A resposta do estado francês foi rápida e clara. Milhares de oficiais militarizados atacaram os manifestantes – usando cassetetes, gás lacrimogêneo e granadas de concussão – colocando um ativista em coma.
O estado francês então tentou proibir a LST. Isso foi recebido com protestos generalizados por muitos elementos da esquerda e dos liberais franceses, e, no fim, falhou.
A escala desse movimento fez com que alguns de nós da Grã-Bretanha decidíssemos viajar para a mobilização em massa de 2024 “pela água” no oeste da França. Houve vários dias de workshop, depois ações em massa.
Enquanto estávamos lá, tentamos entender como o LST operou e quais lições poderiam ser para nós na Grã-Bretanha. Tentamos condensá-las em cinco principais lições.
(UM) Ação disruptiva é possível – Enquanto a Extinction Rebellion estava unida por uma concepção de “ação direta não violenta”, a LST está unida pelos princípios de “démantèlement et désarmement” (desmantelamento e desarmamento).
Livros como Como explodir um oleoduto provocou uma discussão crescente sobre ações de sabotagem que danificam propriedades em defesa da ecologia.
A LST reformula isso com as ideias de desmantelamento e desarmamento.
Em todo lugar que as pessoas estão, há projetos envenenando a Terra e as pessoas – o dano já está sendo feito – param isso desarmando-o. Isso pode ser um bloqueio, pode estar danificando a maquinaria, pode ser uma ação em massa dos trabalhadores.
Dessa forma, em vez de uma demanda por sabotagem que cai em ouvidos confusos, a LST reformulou uma ação mais disruptiva para ser um ato de “autodefesa” coletiva – tornando-a muito mais compreensível para os recém-politizados. O resultado foi dano a mega-reservatórios (tanto da destruição de canos quanto da liberação de espécies vegetais invasoras para bloquear os canos), bem como a tarifa tradicional de ações.
(DUAS) Coligações amplas são possíveis – Seria fácil ficar obcecado com os tipos de danos materiais que os grupos do LST causaram. Mas o que achamos mais interessante foi que o LST conseguiu mobilizar uma ampla coalizão em sua defesa após a repressão do ano passado.
No acampamento e participando das ações, vimos representantes de vários grupos dentro da Nova Frente Popular (a coalizão eleitoral de organizações liberais e de esquerda), coletivos anarquistas, sindicatos, sindicatos de agricultores, grupos tradicionais da XR e ONGs.
Todos esses grupos não só apareceram no acampamento, mas se mobilizaram contra a dissolução da LST e em apoio a ações locais. Eles podem fazer isso porque não precisam se dissolver como organizações para se considerarem parte da LST.
Em vez disso, são dadas formas claras de apoio (mobilizar trabalhadores, defender-nos no Parlamento, e assim por diante), e eles podem se envolver como unidades políticas discretas.

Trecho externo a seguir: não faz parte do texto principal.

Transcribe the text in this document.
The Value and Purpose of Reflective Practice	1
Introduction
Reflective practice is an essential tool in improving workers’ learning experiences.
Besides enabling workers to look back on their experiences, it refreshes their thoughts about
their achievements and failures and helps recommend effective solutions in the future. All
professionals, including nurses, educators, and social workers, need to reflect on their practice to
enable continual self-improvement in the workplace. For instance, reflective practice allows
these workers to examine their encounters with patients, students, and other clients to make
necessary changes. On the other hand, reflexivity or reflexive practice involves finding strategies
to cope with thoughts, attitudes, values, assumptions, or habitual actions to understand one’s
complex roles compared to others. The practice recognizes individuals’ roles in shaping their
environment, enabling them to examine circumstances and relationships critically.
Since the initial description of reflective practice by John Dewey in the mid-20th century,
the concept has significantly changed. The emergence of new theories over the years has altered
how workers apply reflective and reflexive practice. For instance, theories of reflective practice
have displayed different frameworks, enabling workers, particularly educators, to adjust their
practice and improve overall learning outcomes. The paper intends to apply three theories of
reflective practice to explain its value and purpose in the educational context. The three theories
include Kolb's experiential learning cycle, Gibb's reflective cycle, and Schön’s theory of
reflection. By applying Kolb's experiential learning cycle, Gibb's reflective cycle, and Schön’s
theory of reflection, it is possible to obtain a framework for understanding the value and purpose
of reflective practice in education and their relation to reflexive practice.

Diferenças políticas e a necessidade de discuti-las são tidas como certas, mas não são vistas como barreiras para se engajar de várias maneiras para apoiar o movimento em si. Isso permite que a LST construa uma base de classe mais ampla do que o quadro daqueles dispostos a tomar formas de ação direta.
(TRÊS) A distinção entre ação disruptiva e política de massas não é útil – Na Grã-Bretanha, muitas conversas ambientais e de esquerda acabam se dividindo entre duas ‘abordagens’. Uma, precisamos ‘nos enraizar’ e ampliar a base de apoio para a política ecológica. Duas, precisamos ‘intensificar nossas ações’, aumentando a interrupção e a alavancagem.
O que o LST mostrou é que é possível fazer as duas coisas.
É possível para ativistas que estejam dispostos a se envolver em ação direta de ‘desarmamento’ contra a destruição ecológica. Também é possível para eles fazerem isso como parte de uma marcha de dezenas de milhares, que inclui sindicatos, grupos verdes e coletivos políticos. Ao fornecer um espaço para outros se envolverem, se identificarem com o movimento, mas manterem suas identidades políticas distintas, uma coalizão mais ampla foi criada.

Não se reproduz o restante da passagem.